WE dare pay it has struck such of our readers as have followed the chace for more than the usual average allowance of three seasons, that hunts flourish most vigorously where there is a fair share of hospitality, and Sir Moses Mainchance was quite of that opinion. He found it answered a very good purpose as well to give occasional dinners at home as to attend the club meetings at Hinton. To the former he invited all the elite of his field, and such people as he was likely to get anything out of while the latter included the farmers and yeomen, the Flying Hatters, the Dampers, and so on, whereby, or by reason or means whereof, as the lawyers say, the spirit of the thing was well sustained. His home parties were always a great source of annoyance to our friend Mrs. Margerum, who did not like to be intruded upon by the job cook (Mrs. Pomfret, of Hinton), Mrs. Margerum being in fact more of a housekeeper than a cook, though quite cook enough for Sir Moses in a general way, and perhaps rather too much of a housekeeper for him — had he but known it.
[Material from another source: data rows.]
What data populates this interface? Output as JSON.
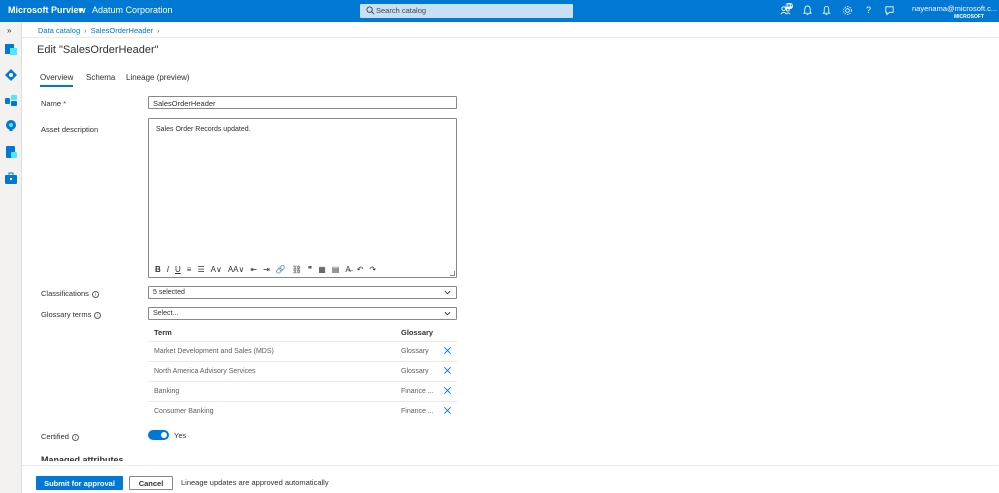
{
  "header": {
    "brand": "Microsoft Purview",
    "org": "Adatum Corporation",
    "search_placeholder": "Search catalog",
    "notification_badge": "99+",
    "user_email": "nayenama@microsoft.c...",
    "user_tenant": "MICROSOFT",
    "icons": [
      "notification-people-icon",
      "bell-icon",
      "gear-icon",
      "help-icon",
      "feedback-icon"
    ]
  },
  "rail": {
    "expand_label": "»",
    "icons": [
      "data-catalog-icon",
      "data-map-icon",
      "data-estate-icon",
      "insights-icon",
      "policy-icon",
      "management-icon"
    ]
  },
  "breadcrumb": [
    "Data catalog",
    "SalesOrderHeader"
  ],
  "page": {
    "title": "Edit \"SalesOrderHeader\""
  },
  "tabs": [
    {
      "label": "Overview",
      "active": true
    },
    {
      "label": "Schema",
      "active": false
    },
    {
      "label": "Lineage (preview)",
      "active": false
    }
  ],
  "form": {
    "name_label": "Name",
    "name_required_mark": "*",
    "name_value": "SalesOrderHeader",
    "description_label": "Asset description",
    "description_value": "Sales Order Records updated.",
    "classifications_label": "Classifications",
    "classifications_value": "5 selected",
    "glossary_label": "Glossary terms",
    "glossary_placeholder": "Select...",
    "glossary_table": {
      "headers": [
        "Term",
        "Glossary"
      ],
      "rows": [
        {
          "term": "Market Development and Sales (MDS)",
          "glossary": "Glossary"
        },
        {
          "term": "North America Advisory Services",
          "glossary": "Glossary"
        },
        {
          "term": "Banking",
          "glossary": "Finance ..."
        },
        {
          "term": "Consumer Banking",
          "glossary": "Finance ..."
        }
      ]
    },
    "certified_label": "Certified",
    "certified_value": "Yes",
    "managed_attributes_label": "Managed attributes"
  },
  "editor_toolbar": [
    "B",
    "I",
    "U",
    "≡",
    "☰",
    "A∨",
    "AA∨",
    "⇤",
    "⇥",
    "🔗",
    "⛓",
    "❞",
    "▦",
    "▤",
    "A̶",
    "↶",
    "↷"
  ],
  "footer": {
    "submit_label": "Submit for approval",
    "cancel_label": "Cancel",
    "note": "Lineage updates are approved automatically"
  },
  "colors": {
    "accent": "#0078d4",
    "topbar": "#0078d4",
    "rail": "#f3f2f1"
  }
}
Mrs. Pomfret, however, being mistress of Mrs. Margerum’s secret (viz., who got the dripping), the latter was obliged to “put up” with her, and taking her revenge by hiding her things, and locking up whatever she was likely to want. Still, despite of all difficulties, Mrs. Pomfret, when sober, could cook a very good dinner, and as Sir Moses allowed her a pint of rum for supper, she had no great temptation to exceed till then. She was thought on this occasion, if possible, to surpass herself, and certainly Sir Moses’s dinner contrasted very favourably with what Billy Pringle had been partaking of at our friend Major Yammerton’s, whose cook had more energy than execution. In addition to this, Mr. Bankhead plied the fluids most liberally, as the feast progressed, so that what with invitations to drink, and the regular course of the tide, the party were very happy and hilarious.